Aoyagi Sohonke had established its position as a representative of Nagoya souvenirs, but when the Corona disaster discouraged people from going out, sales were severely damaged. Brainstorming within the company to see if the company could expand its business beyond souvenirs, the company came up with “travel, business trip, safe frog,” and “happiness, great fortune, lucky frog,” a combination of auspicious words. The added value succeeded in expanding needs. We also wondered if we could send a message to students preparing for entrance examinations as “take on the challenge without giving up. The company thought, “Why not send a message to students preparing for entrance examinations as well? The spirit of fortitude has been passed down from generation to generation.

At the KITTE Nagoya store, directly connected to Nagoya Station, the gateway to Nagoya, a dessert called “Frog Milk Bath,” which looks like a frog bun in a cup of milkshake, has captured the hearts of women.

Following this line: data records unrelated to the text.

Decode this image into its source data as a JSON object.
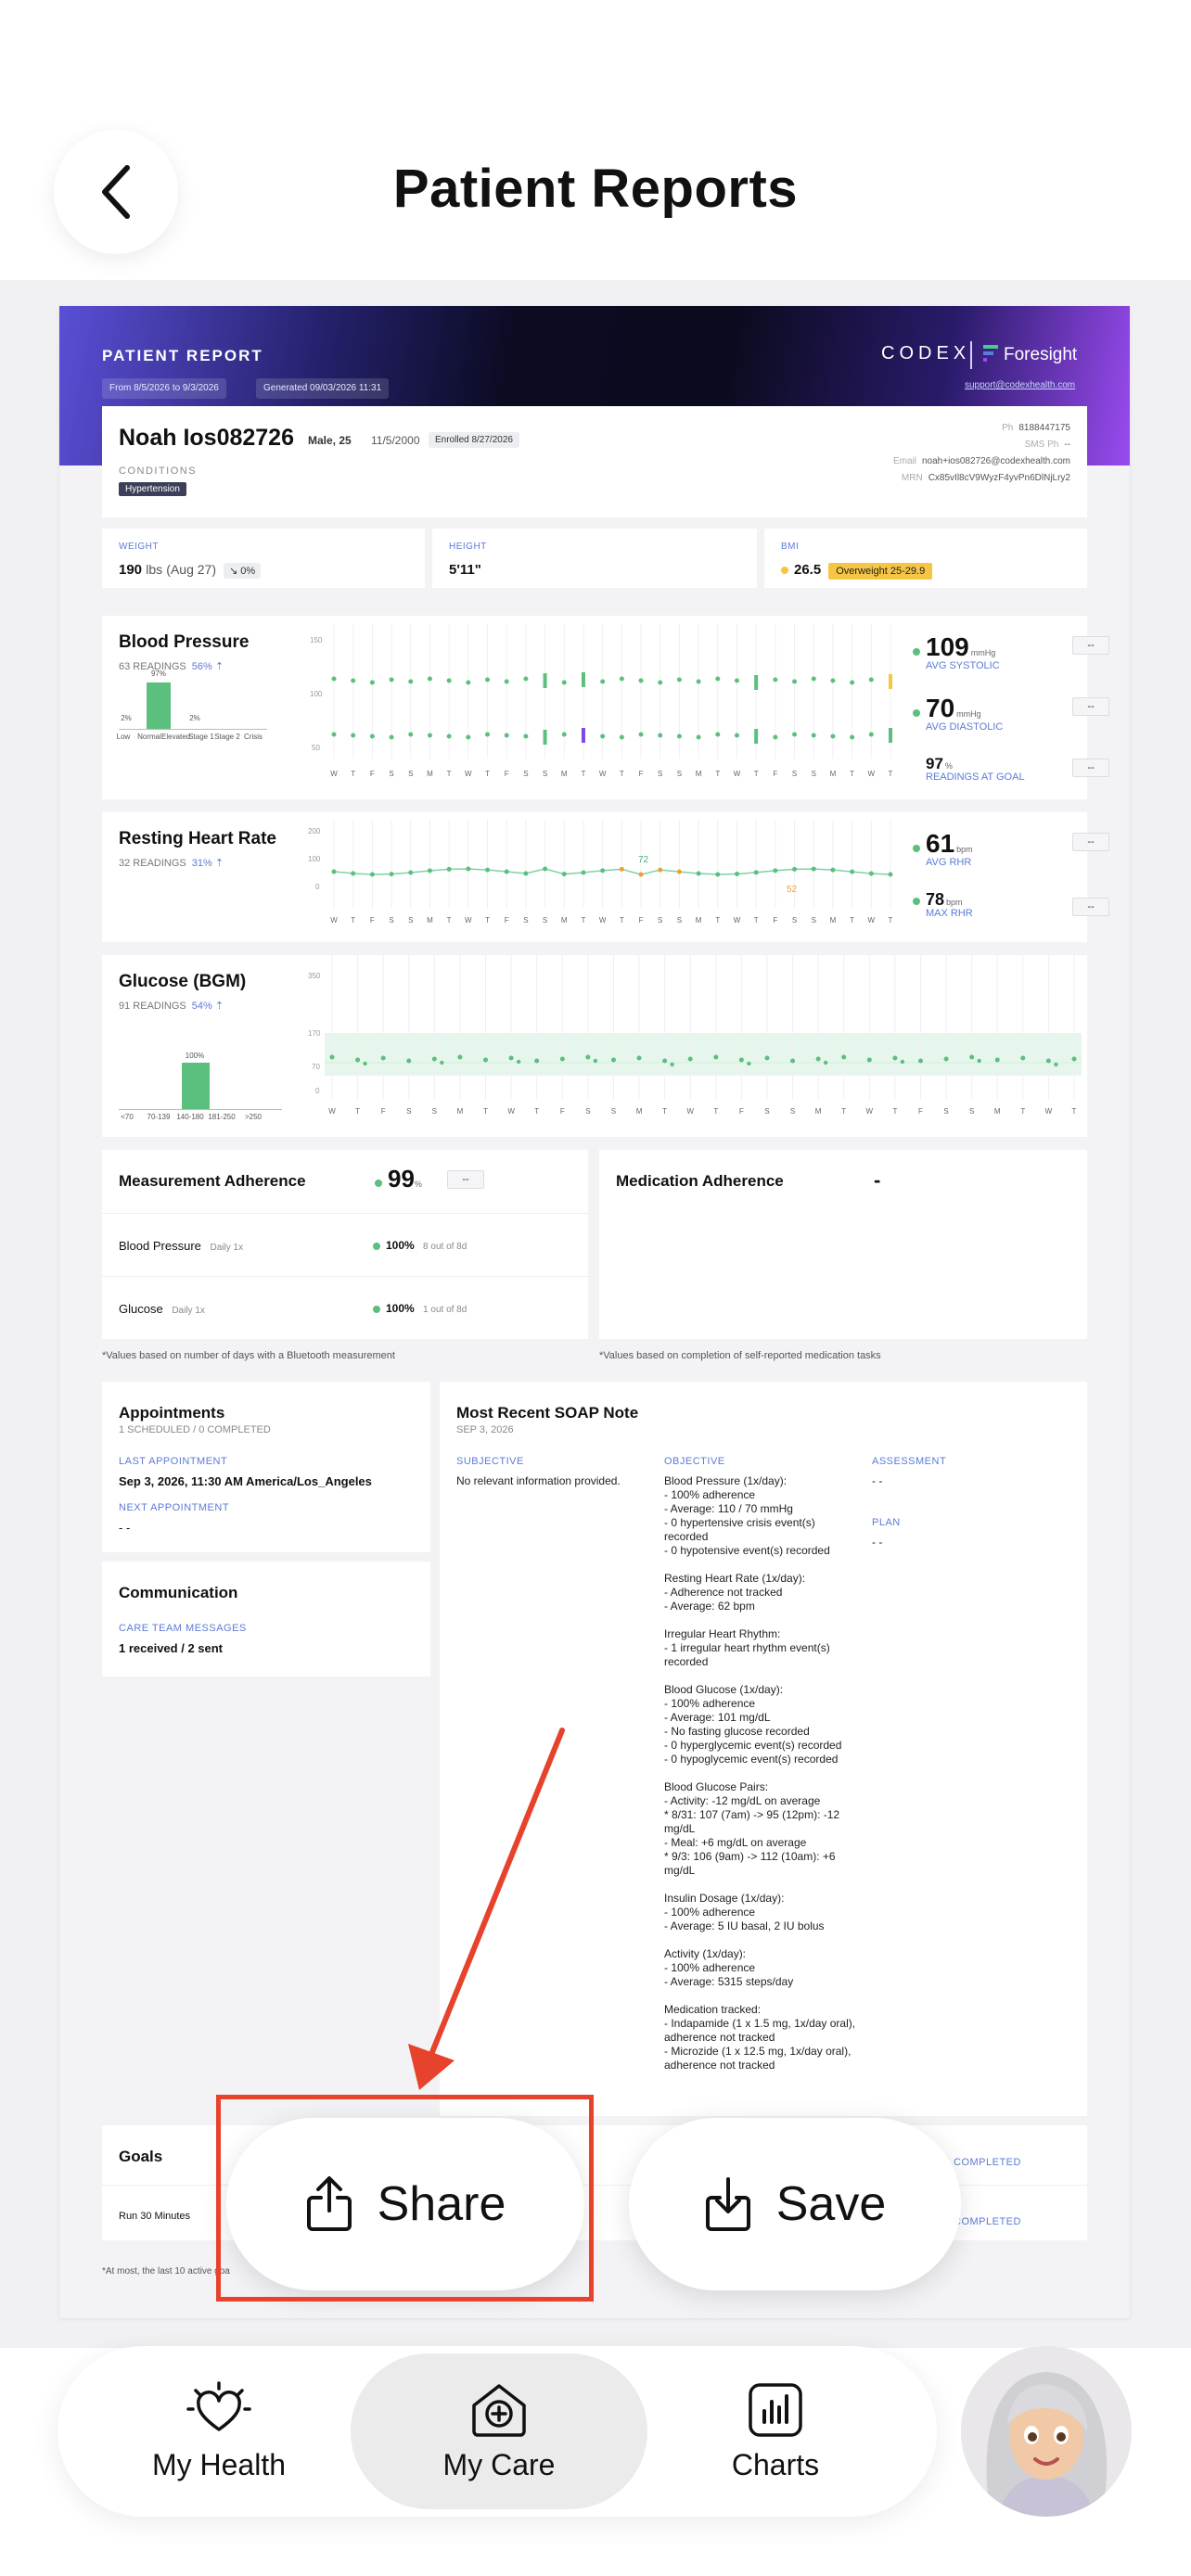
{
  "header": {
    "title": "Patient Reports"
  },
  "report": {
    "title": "PATIENT REPORT",
    "date_range": "From 8/5/2026 to 9/3/2026",
    "generated": "Generated 09/03/2026 11:31",
    "brand": "CODEX",
    "partner": "Foresight",
    "support_email": "support@codexhealth.com",
    "patient": {
      "name": "Noah Ios082726",
      "sex_age": "Male, 25",
      "dob": "11/5/2000",
      "enrolled": "Enrolled 8/27/2026",
      "conditions_label": "CONDITIONS",
      "condition": "Hypertension",
      "ph_label": "Ph",
      "ph": "8188447175",
      "sms_label": "SMS Ph",
      "sms": "--",
      "email_label": "Email",
      "email": "noah+ios082726@codexhealth.com",
      "mrn_label": "MRN",
      "mrn": "Cx85vIl8cV9WyzF4yvPn6DlNjLry2"
    },
    "weight": {
      "label": "WEIGHT",
      "value": "190",
      "unit": "lbs",
      "date": "(Aug 27)",
      "trend": "↘ 0%"
    },
    "height": {
      "label": "HEIGHT",
      "value": "5'11\""
    },
    "bmi": {
      "label": "BMI",
      "value": "26.5",
      "category": "Overweight 25-29.9",
      "color": "#f6c544"
    },
    "bp": {
      "title": "Blood Pressure",
      "readings": "63 READINGS",
      "pct": "56% ⇡",
      "avg_sys": "109",
      "sys_unit": "mmHg",
      "sys_label": "AVG SYSTOLIC",
      "avg_dia": "70",
      "dia_unit": "mmHg",
      "dia_label": "AVG DIASTOLIC",
      "goal": "97",
      "goal_unit": "%",
      "goal_label": "READINGS AT GOAL",
      "dash": "--",
      "y_ticks": [
        "150",
        "100",
        "50"
      ],
      "hist": {
        "pct_low": "2%",
        "pct_normal": "97%",
        "pct_elev": "2%",
        "labels": [
          "Low",
          "Normal",
          "Elevated",
          "Stage 1",
          "Stage 2",
          "Crisis"
        ]
      }
    },
    "rhr": {
      "title": "Resting Heart Rate",
      "readings": "32 READINGS",
      "pct": "31% ⇡",
      "avg": "61",
      "unit": "bpm",
      "avg_label": "AVG RHR",
      "max": "78",
      "max_label": "MAX RHR",
      "dash": "--",
      "y_ticks": [
        "200",
        "100",
        "0"
      ],
      "peak": "72",
      "low": "52"
    },
    "glucose": {
      "title": "Glucose (BGM)",
      "readings": "91 READINGS",
      "pct": "54% ⇡",
      "y_ticks": [
        "350",
        "170",
        "70",
        "0"
      ],
      "hist": {
        "pct": "100%",
        "labels": [
          "<70",
          "70-139",
          "140-180",
          "181-250",
          ">250"
        ]
      }
    },
    "x_days": [
      "W",
      "T",
      "F",
      "S",
      "S",
      "M",
      "T",
      "W",
      "T",
      "F",
      "S",
      "S",
      "M",
      "T",
      "W",
      "T",
      "F",
      "S",
      "S",
      "M",
      "T",
      "W",
      "T",
      "F",
      "S",
      "S",
      "M",
      "T",
      "W",
      "T"
    ],
    "adherence": {
      "title": "Measurement Adherence",
      "value": "99",
      "unit": "%",
      "dash": "--",
      "rows": [
        {
          "name": "Blood Pressure",
          "freq": "Daily 1x",
          "pct": "100%",
          "detail": "8 out of 8d"
        },
        {
          "name": "Glucose",
          "freq": "Daily 1x",
          "pct": "100%",
          "detail": "1 out of 8d"
        }
      ],
      "note": "*Values based on number of days with a Bluetooth measurement"
    },
    "med": {
      "title": "Medication Adherence",
      "value": "-",
      "note": "*Values based on completion of self-reported medication tasks"
    },
    "appointments": {
      "title": "Appointments",
      "sub": "1 SCHEDULED / 0 COMPLETED",
      "last_label": "LAST APPOINTMENT",
      "last": "Sep 3, 2026, 11:30 AM America/Los_Angeles",
      "next_label": "NEXT APPOINTMENT",
      "next": "- -"
    },
    "communication": {
      "title": "Communication",
      "label": "CARE TEAM MESSAGES",
      "value": "1 received / 2 sent"
    },
    "soap": {
      "title": "Most Recent SOAP Note",
      "date": "SEP 3, 2026",
      "subjective_label": "SUBJECTIVE",
      "subjective": "No relevant information provided.",
      "objective_label": "OBJECTIVE",
      "objective": "Blood Pressure (1x/day):\n- 100% adherence\n- Average: 110 / 70 mmHg\n- 0 hypertensive crisis event(s) recorded\n- 0 hypotensive event(s) recorded\n\nResting Heart Rate (1x/day):\n- Adherence not tracked\n- Average: 62 bpm\n\nIrregular Heart Rhythm:\n- 1 irregular heart rhythm event(s) recorded\n\nBlood Glucose (1x/day):\n- 100% adherence\n- Average: 101 mg/dL\n- No fasting glucose recorded\n- 0 hyperglycemic event(s) recorded\n- 0 hypoglycemic event(s) recorded\n\nBlood Glucose Pairs:\n- Activity: -12 mg/dL on average\n   * 8/31: 107 (7am) -> 95 (12pm): -12 mg/dL\n- Meal: +6 mg/dL on average\n   * 9/3: 106 (9am) -> 112 (10am): +6 mg/dL\n\nInsulin Dosage (1x/day):\n- 100% adherence\n- Average: 5 IU basal, 2 IU bolus\n\nActivity (1x/day):\n- 100% adherence\n- Average: 5315 steps/day\n\nMedication tracked:\n- Indapamide (1 x 1.5 mg, 1x/day oral), adherence not tracked\n- Microzide (1 x 12.5 mg, 1x/day oral), adherence not tracked",
      "assessment_label": "ASSESSMENT",
      "assessment": "- -",
      "plan_label": "PLAN",
      "plan": "- -"
    },
    "goals": {
      "title": "Goals",
      "row": "Run 30 Minutes",
      "completed": "COMPLETED",
      "note": "*At most, the last 10 active goa"
    }
  },
  "actions": {
    "share": "Share",
    "save": "Save"
  },
  "tabs": [
    {
      "label": "My Health"
    },
    {
      "label": "My Care"
    },
    {
      "label": "Charts"
    }
  ],
  "colors": {
    "accent": "#5b7bd6",
    "green": "#5bbf7e",
    "highlight": "#e7422b"
  }
}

A variation of this frog manju that gained popularity was the “kerototozzo,” which was released in 2021. It is a confectionary that blends the Japanese and Western styles by combining maritotozzo, which was popular that year, and frog buns. Since Maritozzo was already a hot trend, the development of the product proceeded at a rapid pace under the leadership of Toshitaka.

The initial idea was to commercialize the product within a month and sell it only for a limited period of about three months,” but it became a huge hit, selling more than 10,000 units in the first month of sales. Kerotso became a standard product, and in addition to the standard product mixed with cream and cream cheese, variations of “Strawberry,” “Rum Raisin & Walnut,” and “Cream Cheese & Lemon” were also introduced. It will continue to be one of Aoyagi Sohonke’s signature products in the future.

Before the store opened, people lined up day after day for the “Slime Uiro”.

Toshitaka’s new challenges are endless. In his main business, UIRO, he wants “people who have never heard of UIRO before to recognize and try it. In 2022, the “Slime Uirou” Uirou, a limited-time-only item, was developed that blends the world of the “Dragon Quest” video game. In addition to the standard Uiro, the set includes three collaboration-only flavors: mikan (mandarin orange) and kiwi (kiwi). In addition to the flavors, the pop appearance of the Uirou, which looks as if it came out of the world of Dragon Quest, attracted a lot of attention, and people lined up in front of the store even before the store opened.

Looking overseas in the future

If rice cakes and rice are acceptable in a country, there may be opportunities overseas. In Japan, there may be a new way of eating Uiro that overturns the conventional image of Uiro. Toshitaka’s challenge is likely to gain momentum as he says, “I would like to think about it without being stuck to the traditional taste and appearance. Perhaps the opportunity for change that Tamehiko III was able to bring about is now at hand.